Régine Deforges fut une éditrice remarquable mais souvent considérée comme sulfureuse. Elle a connu la célébrité  avec La Bicyclette bleue, l'un des plus grands succès de l'édition française, adapté à la télévision avec Laetitia Casta. Cette saga de dix romans commencée en 1983 avec 101, avenue Henri Martin et achevée en 2007 avec Et quand vient la fin du voyage  s'est vendue à plus de dix millions d'exemplaires et a été traduite en 22 langues.  Une saga qui lui aura coûté des démêlés judiciaires avec les héritiers de l'auteur d'Autant en emporte le vent, Margaret Mitchell. Toutefois, ils ne parvinrent pas à convaincre les juges que la romancière française avait plagié l'Américaine et Régine Deforges remporta le procès, après une longue bataille.
Elle a longtemps été libraire avant d'être la première femme à fonder sa propre maison d'édition, "L'or du temps", qu'elle créé aux côtés de Jean-Jacques Pauvert. Parmi ses ouvrages édités, beaucoup ont par ailleurs fait l'objet d'interdictions diverses et de poursuites pour outrages aux bonnes mœurs. 

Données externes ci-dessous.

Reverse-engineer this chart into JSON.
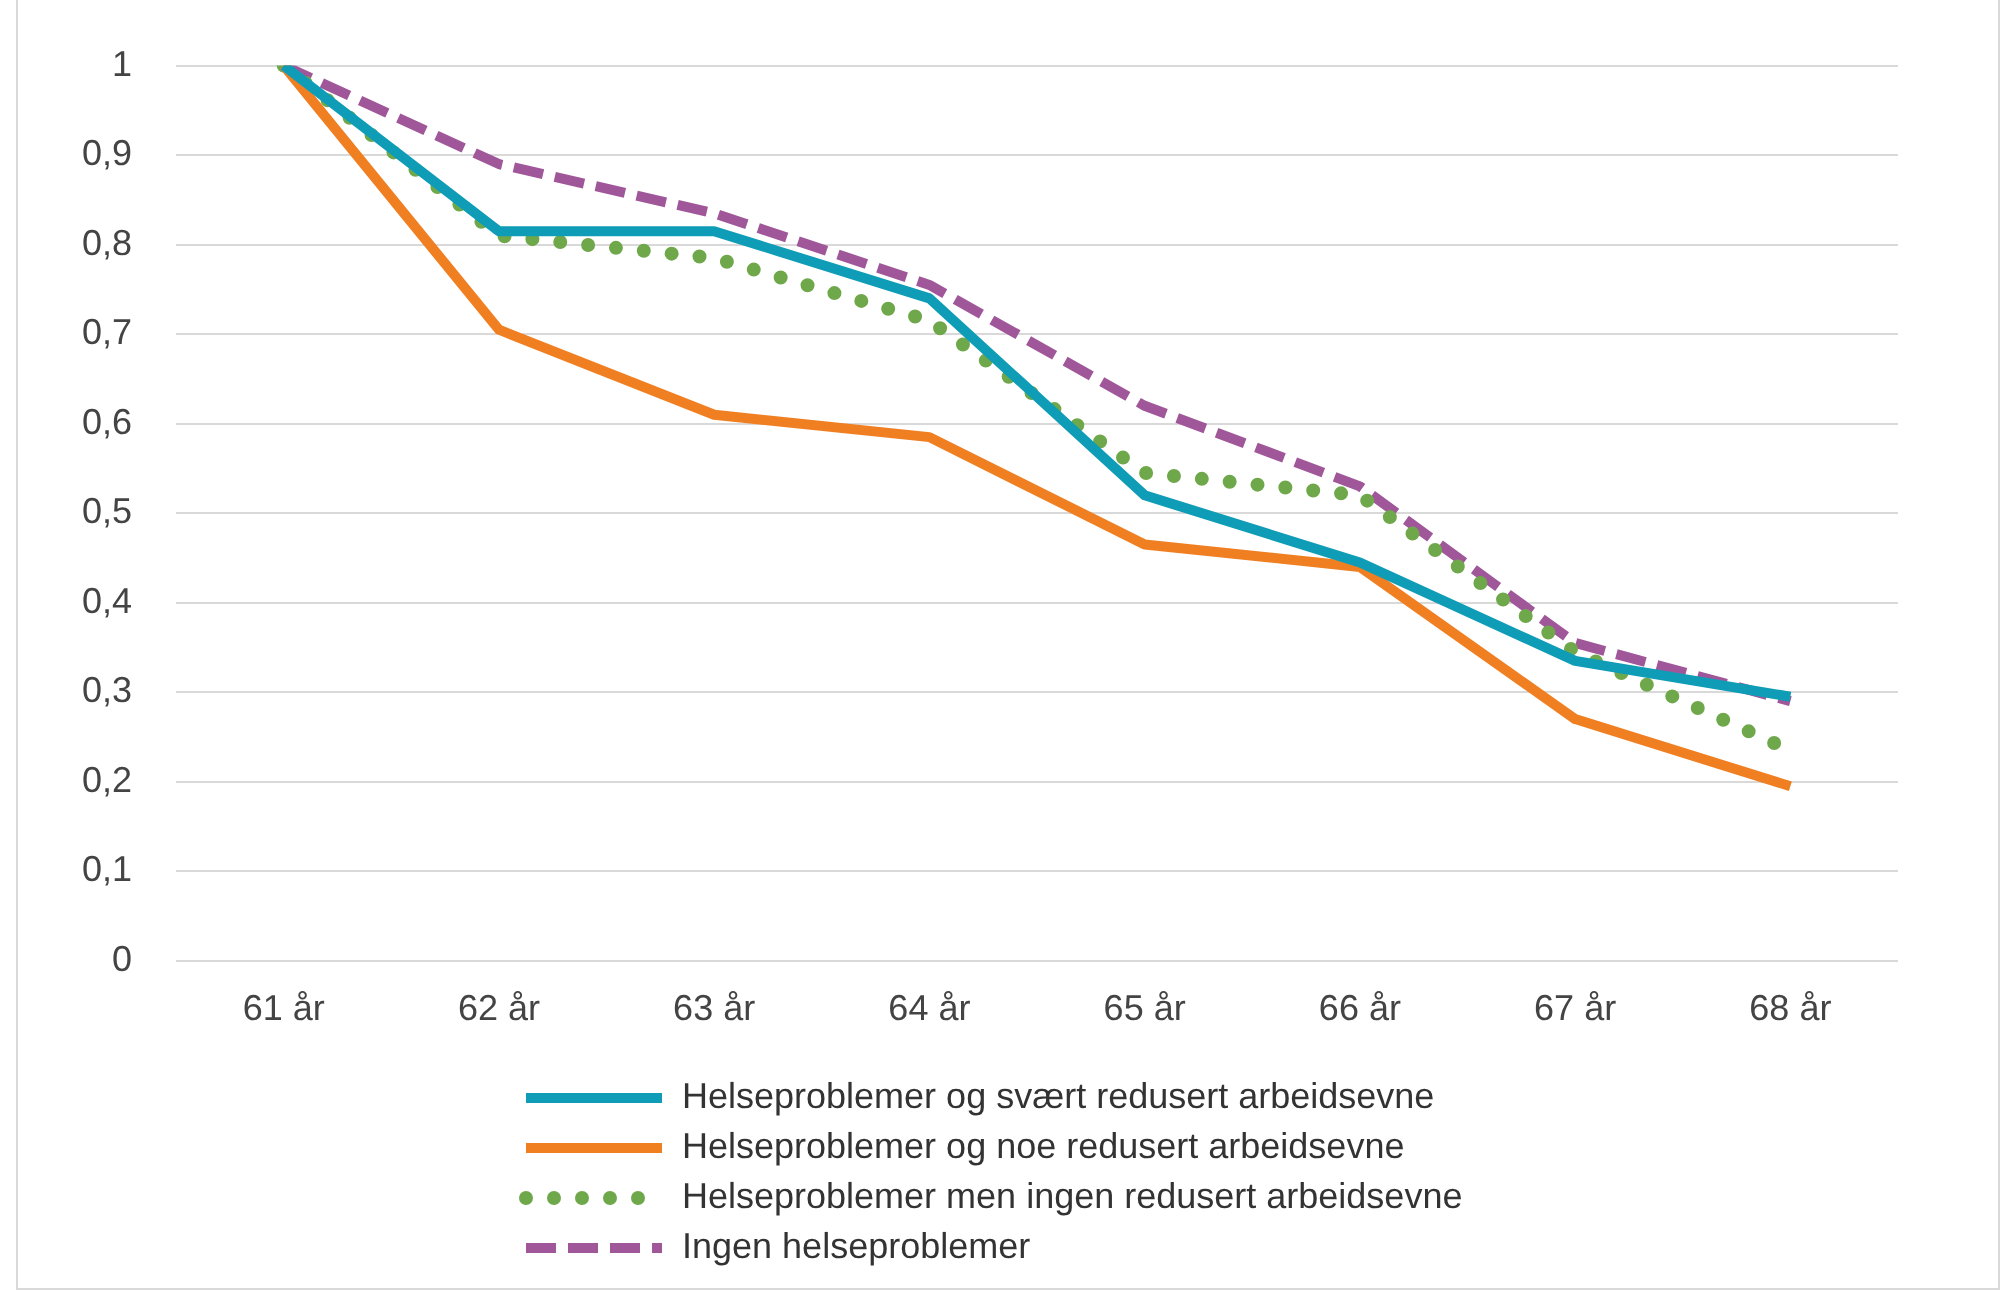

Touche-à-tout en ce qui concerne l'univers de la littérature et de l'écriture, Régine Deforges a également tenu une chronique au sein du journal L'Humanité et a par la suite été présidente de la Société des gens de lettres et membre du jury du prix Femina. Elle démissionnera en 2006 par solidarité avec Madeleine Chapsal qui venait d'être exclue.

Elle était l'épouse de Pierre Wiazemski, dessinateur du Nouvel Observateur et petit-fils de François Mauriac.
Cette mère de trois enfants avait aussi signé des livres pour enfants ainsi qu'un recueil de recettes de cuisine.

La disparition de Régine Deforges a été annoncée par son fils Franck Spengler.
Aurélie Filippetti, nouvelle ministre de la culture, a écrit dans un communiqué : "Plus qu'une écrivaine, Régine Deforges était une amoureuse des livres et des métiers du livre ; elle a ainsi été tour à tour libraire passionnée, relieuse, éditrice convaincue ou encore scénariste". Ces écrits "ont été pour beaucoup de femmes vécus comme des plaidoyers défendant le droit à s'assumer seules", a-t-elle ajouté.